Monday, 4 February 2013

Caching UUID's?

This is a short test inspired by my day work. The question is: is it worth caching objects in memory that could be just parsed? Examples for such objects are Integers, UUID's and some other objects. Well, as you know the first some Integers are actually cached by the runtime, so if you call Integer.parseInt, you may already get cached instances. That makes sense with Integer. With UUID the situation is a bit different, since there are no "first X" UUID's. So let's say that if you use some guid's frequently. The question is: can you get any advantage out of caching UUID objects rather than parsing from string?

Test method

All data series are measured with a 10 different datasets. The datasets differ from each other in the number of repeating UUID's: The first one does not have any, the last one has 90 percent repeating UUID's.

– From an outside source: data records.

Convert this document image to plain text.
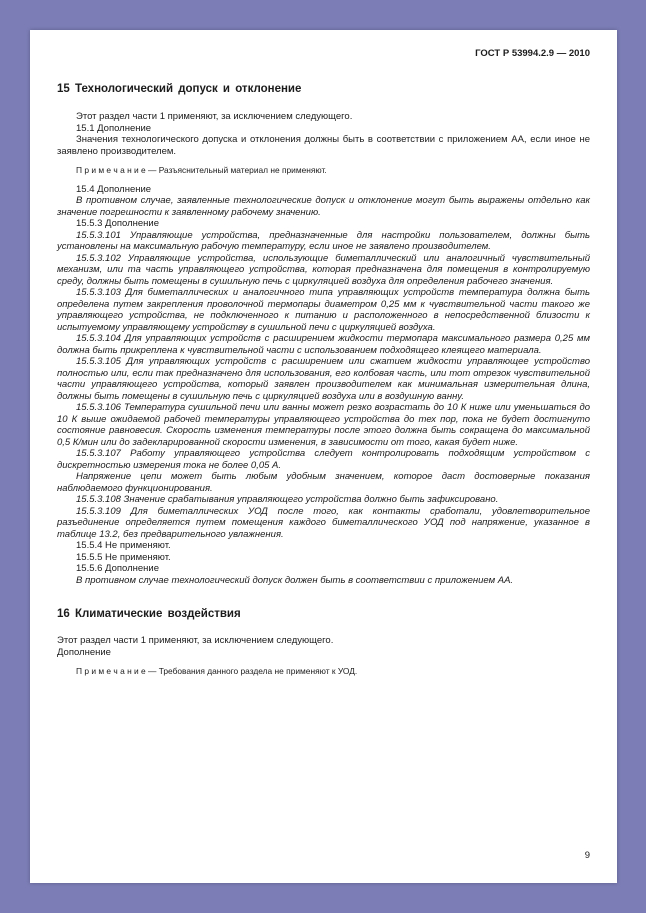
ГОСТ Р 53994.2.9 — 2010
15 Технологический допуск и отклонение

Этот раздел части 1 применяют, за исключением следующего.

15.1 Дополнение

Значения технологического допуска и отклонения должны быть в соответствии с приложением АА, если иное не заявлено производителем.

П р и м е ч а н и е — Разъяснительный материал не применяют.

15.4 Дополнение

В противном случае, заявленные технологические допуск и отклонение могут быть выражены отдельно как значение погрешности к заявленному рабочему значению.

15.5.3 Дополнение

15.5.3.101 Управляющие устройства, предназначенные для настройки пользователем, должны быть установлены на максимальную рабочую температуру, если иное не заявлено производителем.

15.5.3.102 Управляющие устройства, использующие биметаллический или аналогичный чувствительный механизм, или та часть управляющего устройства, которая предназначена для помещения в контролируемую среду, должны быть помещены в сушильную печь с циркуляцией воздуха для определения рабочего значения.

15.5.3.103 Для биметаллических и аналогичного типа управляющих устройств температура должна быть определена путем закрепления проволочной термопары диаметром 0,25 мм к чувствительной части такого же управляющего устройства, не подключенного к питанию и расположенного в непосредственной близости к испытуемому управляющему устройству в сушильной печи с циркуляцией воздуха.

15.5.3.104 Для управляющих устройств с расширением жидкости термопара максимального размера 0,25 мм должна быть прикреплена к чувствительной части с использованием подходящего клеящего материала.

15.5.3.105 Для управляющих устройств с расширением или сжатием жидкости управляющее устройство полностью или, если так предназначено для использования, его колбовая часть, или тот отрезок чувствительной части управляющего устройства, который заявлен производителем как минимальная измерительная длина, должны быть помещены в сушильную печь с циркуляцией воздуха или в воздушную ванну.

15.5.3.106 Температура сушильной печи или ванны может резко возрастать до 10 К ниже или уменьшаться до 10 К выше ожидаемой рабочей температуры управляющего устройства до тех пор, пока не будет достигнуто состояние равновесия. Скорость изменения температуры после этого должна быть сокращена до максимальной 0,5 К/мин или до задекларированной скорости изменения, в зависимости от того, какая будет ниже.

15.5.3.107 Работу управляющего устройства следует контролировать подходящим устройством с дискретностью измерения тока не более 0,05 А.

Напряжение цепи может быть любым удобным значением, которое даст достоверные показания наблюдаемого функционирования.

15.5.3.108 Значение срабатывания управляющего устройства должно быть зафиксировано.

15.5.3.109 Для биметаллических УОД после того, как контакты сработали, удовлетворительное разъединение определяется путем помещения каждого биметаллического УОД под напряжение, указанное в таблице 13.2, без предварительного увлажнения.

15.5.4 Не применяют.

15.5.5 Не применяют.

15.5.6 Дополнение

В противном случае технологический допуск должен быть в соответствии с приложением АА.

16 Климатические воздействия

Этот раздел части 1 применяют, за исключением следующего.

Дополнение

П р и м е ч а н и е — Требования данного раздела не применяют к УОД.

9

So most importantly, let's measure just plain parsing (no cache) just to compare to something. Then, let's measure caching with a HashMap. I have to add that a HashMap is not a cache and whenever I see a HashMap used as cache, I have terrible nightmares about OOM exceptions coming like zombies from everywhere.
Third, let's measure the performace of a real cache, I chose ehcache. You can choose your own pet cache technology (to be honest I use infinispan, but now for simplicity I just wanted a good old ehcache)

Results

Ok, let's see what we got.
  • As expected, no cache performs more or less the same everytime.
  • HashMap "caching" adds a little speed over 50 percent repeating input. It is a little compensatin for the OOM's you will get, or for the code you will write to avoid it :)
  • Ehcache implementation has some difficulties keeping up, it only beats the "no cache" solution when the percentage of repeating uuid's is over 90%, even then, the gain is little.

So my conclusion is: I would probably not want to cache the objects that are this easy to create. I would definetly try to optimize once the database interactions are optimal, the app scales well to multiple processors and even multiple nodes, and so on... but this looks like a small and painful victory.